Manufacturing is one of the industries expected to see the greatest impact from IoT.
"We’re reaching an inflection point now where the technology is here, we have the connected devices, we’re developing the standards to connect these things, and really we’re seeing differences. We’re seeing big changes,” Vasko says.
And plenty of them will eventually show up in your home.
“Imagine if every device in your home was connected to the internet and to your phone. What if the manufacturers that produced those devices could look at every water heater and determine when it’s going to break in your home before it spills out onto your carpet,” Vasko says.
Vasko says now think about the potential benefits of such internet connectivity to a manufacturing setting where the costs and savings are multiplied.
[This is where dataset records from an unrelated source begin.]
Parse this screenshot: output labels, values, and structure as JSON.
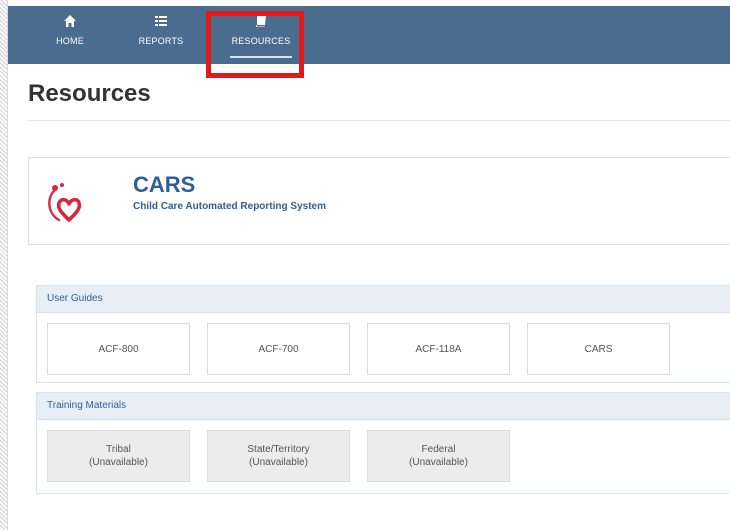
{
  "nav": {
    "items": [
      {
        "label": "HOME",
        "icon": "home-icon"
      },
      {
        "label": "REPORTS",
        "icon": "list-icon"
      },
      {
        "label": "RESOURCES",
        "icon": "book-icon",
        "active": true
      }
    ],
    "background": "#4a6c8f",
    "highlight_color": "#e01b1b"
  },
  "page": {
    "title": "Resources"
  },
  "app": {
    "name": "CARS",
    "subtitle": "Child Care Automated Reporting System",
    "logo": "heart-stethoscope-logo"
  },
  "user_guides": {
    "header": "User Guides",
    "items": [
      "ACF-800",
      "ACF-700",
      "ACF-118A",
      "CARS"
    ]
  },
  "training": {
    "header": "Training Materials",
    "items": [
      {
        "name": "Tribal",
        "status": "(Unavailable)"
      },
      {
        "name": "State/Territory",
        "status": "(Unavailable)"
      },
      {
        "name": "Federal",
        "status": "(Unavailable)"
      }
    ]
  }
}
Yet, industry data shows that only about 14 percent of manufacturers have connected their IT operations to the internet.
There’s a good reason the adoption rate is low right now, according to Ethan Munson. He’s an associate dean in UW-Milwaukee’s College of Engineering and Applied Science. Munson says companies don’t buy equipment very often.
“When they build a production line, they’re usually hoping that it will last for 15 or 20 or 30 years,” Munson says.
But as those lines reach their end, the manufacturers might well replace them with systems connected to the internet.
In the meantime, Munson says, planners are designing ways to prevent information and access from falling into the wrong hands.
“Most of the serious risks in say a manufacturing setting are not some guy in his car with a laptop breaking into the corporate, internet. A much more serious risk is internal workers who are dissatisfied who already have permission to access all of these devices,” he says.
As the Internet of Things ramps up, some estimates put the number of needed workers over the next few years at two million.